For at least the past four years, we’ve talked about the fossil fuel industry’s concern about climate activists targeting it’s social license to operate (our collective social and legal acceptance of their business) and how the industry’s tried to put “lipstick on a pig” to address the optics of their atmosphere-and-community-polluting profits.
This week’s bombshell revelation that someone hired hackers to target #ExxonKnew campaigners is one recent sign that at least someone is scared enough of climate activists that they’re willing to put money into such a morally dubious and legally prohibited environscheme.
But just because we don’t know if it’s ExxonMobil that put money into hacking groups antagonizing ExxonMobil, that doesn’t mean oil companies aren’t seriously spooked by what were once considered by many Very Important People to be quixotic distractions:the #ExxonKnew or #KeepItInTheGround campaigns.
So let’s find a more specific example, shall we?

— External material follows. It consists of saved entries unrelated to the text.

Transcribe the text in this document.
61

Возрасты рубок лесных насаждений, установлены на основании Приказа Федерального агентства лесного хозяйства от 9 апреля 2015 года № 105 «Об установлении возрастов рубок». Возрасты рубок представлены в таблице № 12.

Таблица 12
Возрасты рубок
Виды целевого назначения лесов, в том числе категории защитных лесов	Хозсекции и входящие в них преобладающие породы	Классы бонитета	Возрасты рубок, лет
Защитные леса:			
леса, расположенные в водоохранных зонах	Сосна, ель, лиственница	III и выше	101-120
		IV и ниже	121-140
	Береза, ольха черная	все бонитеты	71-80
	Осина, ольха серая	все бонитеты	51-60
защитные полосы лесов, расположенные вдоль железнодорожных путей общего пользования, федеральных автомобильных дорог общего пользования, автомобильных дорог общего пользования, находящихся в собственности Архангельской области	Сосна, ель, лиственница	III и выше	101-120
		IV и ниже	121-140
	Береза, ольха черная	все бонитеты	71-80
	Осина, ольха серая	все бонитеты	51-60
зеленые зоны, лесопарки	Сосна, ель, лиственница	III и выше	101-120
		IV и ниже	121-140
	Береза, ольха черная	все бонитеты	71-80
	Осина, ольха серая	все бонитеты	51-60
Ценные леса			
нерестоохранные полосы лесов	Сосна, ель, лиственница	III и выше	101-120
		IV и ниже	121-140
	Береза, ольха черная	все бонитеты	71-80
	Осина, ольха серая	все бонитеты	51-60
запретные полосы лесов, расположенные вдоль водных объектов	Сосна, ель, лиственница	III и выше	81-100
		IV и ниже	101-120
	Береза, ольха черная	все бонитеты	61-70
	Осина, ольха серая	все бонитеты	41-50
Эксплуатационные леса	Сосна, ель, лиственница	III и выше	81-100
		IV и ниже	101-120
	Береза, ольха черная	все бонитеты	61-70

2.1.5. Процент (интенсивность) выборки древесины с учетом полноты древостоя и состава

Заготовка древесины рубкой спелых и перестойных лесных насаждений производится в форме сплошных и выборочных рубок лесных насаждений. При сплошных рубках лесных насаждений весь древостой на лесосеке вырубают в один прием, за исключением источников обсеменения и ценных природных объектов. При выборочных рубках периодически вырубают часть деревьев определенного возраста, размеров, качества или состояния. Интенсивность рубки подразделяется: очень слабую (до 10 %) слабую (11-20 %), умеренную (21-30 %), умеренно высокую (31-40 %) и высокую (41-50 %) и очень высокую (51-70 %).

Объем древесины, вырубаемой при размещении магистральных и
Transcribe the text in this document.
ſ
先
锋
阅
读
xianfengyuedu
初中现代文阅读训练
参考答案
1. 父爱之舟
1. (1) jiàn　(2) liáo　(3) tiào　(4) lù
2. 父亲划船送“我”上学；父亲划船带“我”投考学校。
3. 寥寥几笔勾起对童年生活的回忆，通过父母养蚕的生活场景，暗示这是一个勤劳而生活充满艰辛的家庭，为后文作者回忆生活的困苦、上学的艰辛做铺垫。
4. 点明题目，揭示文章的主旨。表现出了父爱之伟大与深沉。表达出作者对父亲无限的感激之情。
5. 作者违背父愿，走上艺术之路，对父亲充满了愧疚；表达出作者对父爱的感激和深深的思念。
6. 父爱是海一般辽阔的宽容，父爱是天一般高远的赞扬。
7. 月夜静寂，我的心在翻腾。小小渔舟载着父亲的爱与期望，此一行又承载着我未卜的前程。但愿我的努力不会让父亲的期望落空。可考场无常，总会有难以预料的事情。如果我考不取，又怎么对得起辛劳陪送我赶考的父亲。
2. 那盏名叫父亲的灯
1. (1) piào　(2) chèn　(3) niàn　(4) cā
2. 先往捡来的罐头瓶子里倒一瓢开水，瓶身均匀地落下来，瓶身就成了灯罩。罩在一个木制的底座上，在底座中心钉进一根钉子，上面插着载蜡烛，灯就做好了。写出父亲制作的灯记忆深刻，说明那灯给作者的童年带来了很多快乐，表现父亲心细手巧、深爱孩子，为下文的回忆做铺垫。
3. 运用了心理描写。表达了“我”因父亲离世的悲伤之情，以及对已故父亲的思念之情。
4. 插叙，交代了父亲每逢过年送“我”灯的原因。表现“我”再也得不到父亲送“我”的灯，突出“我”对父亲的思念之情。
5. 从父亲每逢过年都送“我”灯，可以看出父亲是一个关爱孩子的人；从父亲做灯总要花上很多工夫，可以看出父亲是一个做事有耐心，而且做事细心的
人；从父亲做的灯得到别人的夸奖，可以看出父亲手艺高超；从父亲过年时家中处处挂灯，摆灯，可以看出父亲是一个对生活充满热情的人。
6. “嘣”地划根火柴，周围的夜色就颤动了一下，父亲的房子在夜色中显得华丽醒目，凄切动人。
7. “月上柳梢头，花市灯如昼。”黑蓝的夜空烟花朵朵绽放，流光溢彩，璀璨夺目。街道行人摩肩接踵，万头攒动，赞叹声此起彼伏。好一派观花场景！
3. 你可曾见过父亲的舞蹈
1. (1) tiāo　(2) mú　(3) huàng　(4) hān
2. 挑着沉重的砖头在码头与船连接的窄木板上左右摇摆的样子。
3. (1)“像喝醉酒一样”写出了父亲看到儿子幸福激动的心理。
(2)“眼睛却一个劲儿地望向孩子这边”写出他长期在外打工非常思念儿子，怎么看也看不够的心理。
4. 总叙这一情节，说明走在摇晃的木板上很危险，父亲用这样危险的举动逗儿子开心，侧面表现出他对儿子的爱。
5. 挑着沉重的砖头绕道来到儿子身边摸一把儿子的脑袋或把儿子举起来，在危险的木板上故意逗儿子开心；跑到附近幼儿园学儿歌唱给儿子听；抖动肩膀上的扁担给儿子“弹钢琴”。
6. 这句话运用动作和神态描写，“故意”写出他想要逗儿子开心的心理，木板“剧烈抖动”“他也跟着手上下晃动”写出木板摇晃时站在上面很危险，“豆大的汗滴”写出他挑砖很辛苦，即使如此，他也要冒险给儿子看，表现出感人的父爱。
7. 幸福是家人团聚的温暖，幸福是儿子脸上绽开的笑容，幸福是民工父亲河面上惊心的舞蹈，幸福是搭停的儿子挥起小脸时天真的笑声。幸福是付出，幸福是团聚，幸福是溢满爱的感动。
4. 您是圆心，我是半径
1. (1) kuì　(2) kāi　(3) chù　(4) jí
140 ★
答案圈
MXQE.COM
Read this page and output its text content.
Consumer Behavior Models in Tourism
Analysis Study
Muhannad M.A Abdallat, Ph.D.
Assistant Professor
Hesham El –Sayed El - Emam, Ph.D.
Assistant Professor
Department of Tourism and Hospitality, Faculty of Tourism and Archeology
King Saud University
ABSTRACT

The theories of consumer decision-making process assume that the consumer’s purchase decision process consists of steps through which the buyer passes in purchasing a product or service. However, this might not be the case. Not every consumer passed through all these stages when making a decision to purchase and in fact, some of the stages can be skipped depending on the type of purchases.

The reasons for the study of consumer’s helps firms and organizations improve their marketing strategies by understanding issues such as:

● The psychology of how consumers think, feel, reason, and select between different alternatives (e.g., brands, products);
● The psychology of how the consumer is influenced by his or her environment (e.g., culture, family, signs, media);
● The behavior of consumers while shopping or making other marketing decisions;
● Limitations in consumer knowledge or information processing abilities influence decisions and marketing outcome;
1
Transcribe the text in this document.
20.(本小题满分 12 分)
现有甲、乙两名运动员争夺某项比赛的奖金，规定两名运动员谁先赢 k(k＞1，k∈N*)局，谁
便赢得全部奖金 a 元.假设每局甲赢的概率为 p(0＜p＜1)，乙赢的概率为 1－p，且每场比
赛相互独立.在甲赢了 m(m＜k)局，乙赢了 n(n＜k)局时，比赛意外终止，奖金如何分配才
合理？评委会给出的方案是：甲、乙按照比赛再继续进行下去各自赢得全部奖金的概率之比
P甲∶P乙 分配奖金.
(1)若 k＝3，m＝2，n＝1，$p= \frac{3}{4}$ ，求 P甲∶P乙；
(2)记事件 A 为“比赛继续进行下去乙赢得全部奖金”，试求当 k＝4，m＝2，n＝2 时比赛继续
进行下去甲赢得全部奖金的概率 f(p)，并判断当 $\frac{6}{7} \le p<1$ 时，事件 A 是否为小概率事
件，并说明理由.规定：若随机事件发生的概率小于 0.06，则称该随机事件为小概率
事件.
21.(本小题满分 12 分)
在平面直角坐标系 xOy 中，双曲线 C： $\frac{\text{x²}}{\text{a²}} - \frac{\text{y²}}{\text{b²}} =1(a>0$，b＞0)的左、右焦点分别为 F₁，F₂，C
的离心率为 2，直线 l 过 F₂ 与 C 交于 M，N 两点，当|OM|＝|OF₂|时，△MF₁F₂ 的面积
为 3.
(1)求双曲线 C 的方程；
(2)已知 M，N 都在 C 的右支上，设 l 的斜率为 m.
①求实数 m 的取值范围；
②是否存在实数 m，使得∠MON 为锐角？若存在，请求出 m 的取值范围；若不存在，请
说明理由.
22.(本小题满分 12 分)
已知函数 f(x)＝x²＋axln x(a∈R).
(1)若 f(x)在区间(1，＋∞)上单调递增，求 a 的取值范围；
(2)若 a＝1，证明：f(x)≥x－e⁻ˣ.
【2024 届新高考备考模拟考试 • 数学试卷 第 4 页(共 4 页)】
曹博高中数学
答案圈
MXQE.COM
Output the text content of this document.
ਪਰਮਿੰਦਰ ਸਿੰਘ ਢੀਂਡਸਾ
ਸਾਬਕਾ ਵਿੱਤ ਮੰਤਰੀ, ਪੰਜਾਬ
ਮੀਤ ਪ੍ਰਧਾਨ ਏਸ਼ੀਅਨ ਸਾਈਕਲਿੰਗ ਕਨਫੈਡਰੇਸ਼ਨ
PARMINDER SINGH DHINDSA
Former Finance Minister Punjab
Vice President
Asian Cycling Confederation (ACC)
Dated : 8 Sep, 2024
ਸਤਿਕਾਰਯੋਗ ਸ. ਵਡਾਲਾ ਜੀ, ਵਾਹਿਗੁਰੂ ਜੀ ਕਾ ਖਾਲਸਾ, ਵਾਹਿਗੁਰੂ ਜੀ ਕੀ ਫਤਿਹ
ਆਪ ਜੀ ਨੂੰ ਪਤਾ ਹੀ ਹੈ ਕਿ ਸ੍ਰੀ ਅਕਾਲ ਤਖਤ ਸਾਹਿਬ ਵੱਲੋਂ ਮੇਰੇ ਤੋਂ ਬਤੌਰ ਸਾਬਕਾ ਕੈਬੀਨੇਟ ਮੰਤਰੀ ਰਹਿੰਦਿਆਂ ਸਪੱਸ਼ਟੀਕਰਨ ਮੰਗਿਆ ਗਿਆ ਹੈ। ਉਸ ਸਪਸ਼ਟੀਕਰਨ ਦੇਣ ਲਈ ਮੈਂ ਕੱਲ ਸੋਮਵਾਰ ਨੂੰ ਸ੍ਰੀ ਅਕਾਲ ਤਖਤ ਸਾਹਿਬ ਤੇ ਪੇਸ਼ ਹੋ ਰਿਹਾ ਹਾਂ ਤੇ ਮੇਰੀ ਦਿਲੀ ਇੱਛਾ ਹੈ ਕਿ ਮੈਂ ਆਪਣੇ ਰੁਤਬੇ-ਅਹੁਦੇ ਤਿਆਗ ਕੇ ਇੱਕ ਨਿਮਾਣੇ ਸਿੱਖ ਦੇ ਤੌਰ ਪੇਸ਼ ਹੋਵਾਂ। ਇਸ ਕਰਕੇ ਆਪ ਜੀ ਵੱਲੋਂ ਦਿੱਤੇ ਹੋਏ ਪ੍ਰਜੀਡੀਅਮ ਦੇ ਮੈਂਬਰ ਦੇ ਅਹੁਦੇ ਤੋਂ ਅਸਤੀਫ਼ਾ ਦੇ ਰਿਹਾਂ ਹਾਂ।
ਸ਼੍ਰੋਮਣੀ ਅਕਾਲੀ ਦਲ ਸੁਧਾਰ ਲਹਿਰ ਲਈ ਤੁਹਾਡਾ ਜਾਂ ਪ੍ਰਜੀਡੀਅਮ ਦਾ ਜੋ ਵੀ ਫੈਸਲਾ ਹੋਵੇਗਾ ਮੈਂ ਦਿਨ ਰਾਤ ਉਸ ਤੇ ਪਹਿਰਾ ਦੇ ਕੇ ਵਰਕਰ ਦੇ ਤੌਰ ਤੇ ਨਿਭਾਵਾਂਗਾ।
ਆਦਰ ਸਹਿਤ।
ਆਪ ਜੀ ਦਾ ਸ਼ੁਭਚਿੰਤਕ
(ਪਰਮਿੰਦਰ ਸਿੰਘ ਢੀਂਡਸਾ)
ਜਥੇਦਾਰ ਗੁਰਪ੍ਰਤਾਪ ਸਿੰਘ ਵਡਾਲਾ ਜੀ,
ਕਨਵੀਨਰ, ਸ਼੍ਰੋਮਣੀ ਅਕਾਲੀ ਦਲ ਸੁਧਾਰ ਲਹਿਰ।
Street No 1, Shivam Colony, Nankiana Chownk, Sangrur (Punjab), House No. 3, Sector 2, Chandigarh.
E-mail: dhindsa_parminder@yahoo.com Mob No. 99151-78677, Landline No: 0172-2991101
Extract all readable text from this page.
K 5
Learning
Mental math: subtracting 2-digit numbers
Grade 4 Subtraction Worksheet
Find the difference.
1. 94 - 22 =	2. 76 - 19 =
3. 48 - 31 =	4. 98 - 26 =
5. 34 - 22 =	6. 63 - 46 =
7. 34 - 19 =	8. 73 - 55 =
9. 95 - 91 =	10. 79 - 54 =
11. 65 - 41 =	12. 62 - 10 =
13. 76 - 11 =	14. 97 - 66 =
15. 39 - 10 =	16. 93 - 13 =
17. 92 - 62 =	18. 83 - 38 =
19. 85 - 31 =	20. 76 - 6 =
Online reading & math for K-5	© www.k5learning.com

Oh look what we have here! Amy Westervelt at Drilled has the inside scoop of BP’s PR efforts, with a leaked package of re-branding documents from an internal workshop that offers new clues to their forthcoming propaganda, particularly when paired with other emails and comments from BP’s CEO Bernard Looney.
One of the main takeaways Westervelt notes is that it “leans heavily on the phrase ‘energy transition’” while at the same time, BP remains committed to burning more and more fossil fuels. Key to their strategy appears to be playing up the public misconception that so-called “natural” gas is clean or renewable, and according to their own materials, seem poised to sell and burn as much gas they can for as long as possible.
They acknowledge the importance of 2030 goals, but set theirs for 2050, and desperately want us to believe they “get it.” The materials, which BP sent to creative ad agencies as part of their rebranding, make it clear, according to Westervelt, that they’re keen “to convince the public that oil companies are the ones best equipped to manage the energy transition.”
Key to their success in that will be turning the public against the climate movement, which has BP terrified. Westervelt points out that it was in response to the 2010 Deepwater Horizon oil spill that a BP manager raised concerns about the industry’s social license. Ten years later, “it’s clear in this creative brief that the climate movement, particularly the work of youth climate activists, has begun to erode that license. And that’s deeply concerning to oil companies.”
Here’s how you know just how scared BP is: “There are more pages on the climate movement in the presentation than on anything else.” And indeed, twelve of the 52 slides pertain to “the challenge,” with multiple slides of youth climate strikers, headline clips of protests and magazine covers showing the importance of the issue, and of course, a smirking Greta Thunberg.
Because what could terrify a massive multinational corporation more than a young woman with moral clarity and a zebel army ready to revoke their social license?